Well, we're not immortal, but we are alive right now, and I am using my limited time on this Earth to read small-r romance:
The Romantic Agenda (allosexual cis m/asexual cis f, contemporary) by Claire Kann. I read this for my library’s Queer Romance Book Club and it’s very cute. Joy is in love with her best friend and boss Malcolm. Their stifling codependent relationship isn’t avowedly romantic, but it keeps preventing Malcolm, who is also asexual, from making lasting romantic connections with other partners, something he really wants. Malcolm was the first out asexual person Joy ever met. Over the years they’ve grown so close that they’ve forgotten how to let other people in. That changes when Malcolm meets Summer. He books a trip to a cabin to woo her, but they each invite a friend to come with them. Summer invites her friend Fox and Malcolm, of course, invites Joy. The four of them manage to have fun despite all the awkwardness of the arrangement, and Fox and Joy particularly hit it off. For the first time in years, Joy begins to envision a life where she isn’t in love with Malcolm. The romance is purely sweet; the main conflict lies between Joy and Malcolm. I thought Joy’s life as a Not-Instagram fashion influencer, especially as a Black woman and an out asexual one, provided really interesting context for her difficult friendship with Summer, who is white and allosexual, but who follows Joy on Not-Instagram, admires her, and has developed a parasocial relationship that impedes their real one at first. Library loan.

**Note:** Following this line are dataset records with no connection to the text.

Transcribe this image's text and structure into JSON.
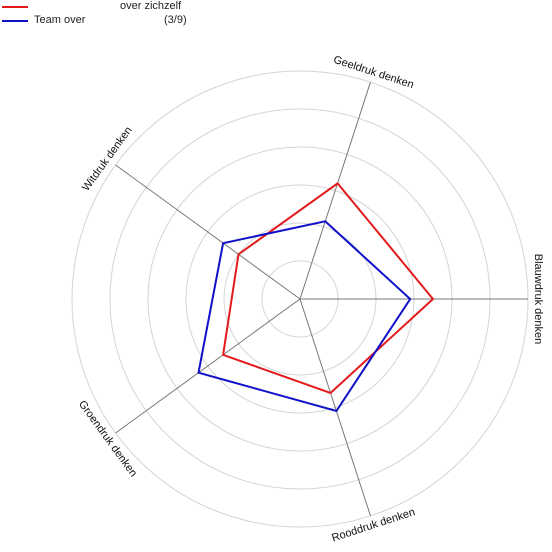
{
  "legend": {
    "series1_label": "",
    "series1_note": "over zichzelf",
    "series2_label": "Team over",
    "series2_note": "(3/9)"
  },
  "chart_data": {
    "type": "radar",
    "title": "",
    "axes": [
      "Geeldruk denken",
      "Blauwdruk denken",
      "Rooddruk denken",
      "Groendruk denken",
      "Witdruk denken"
    ],
    "rmax": 5,
    "rings": [
      1,
      2,
      3,
      4,
      5
    ],
    "grid": true,
    "legend_position": "top-left",
    "series": [
      {
        "name": "over zichzelf",
        "color": "#e31a1c",
        "values": [
          3.2,
          3.5,
          2.6,
          2.5,
          2.0
        ]
      },
      {
        "name": "Team over",
        "color": "#1010c8",
        "values": [
          2.15,
          2.9,
          3.1,
          3.3,
          2.5
        ]
      }
    ]
  }
}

The Happy Secret of It All (f/f, both cis and lesbian I think?, historical/fantasy, novella) by Cassidy Percoco. I hesitate to confess this here, but sometimes I don’t read book descriptions. This has a lovely cover and it’s written by Cassidy Percoco, whose social media posts about material culture and history I love (and who once elucidated the word “scroop” for this newsletter!), so I figured that I would like it, which I did, and that it would have beautiful fashion descriptions, which it does. What I did not know, but perhaps would have if I’d read the description, was that this novella, set in a fictional country in a sort of 1920s moment, opens with a young woman at a royal ball. She’s wearing a dress she made herself and she’s keeping out of sight of her step-mother and step-sisters. Oh! A retelling! The prince, a suit-wearing, cane-using disabled lesbian playboy, is a particular delight. This is really deliciously written, vivid in feelings and setting, and I loved it. As any good fairy tale must, it ends with a kiss. Indie published; purchased from Kobo.
That's all for this time. And since we're now in Perfectly Even February, I'll be back in your inbox on February 15.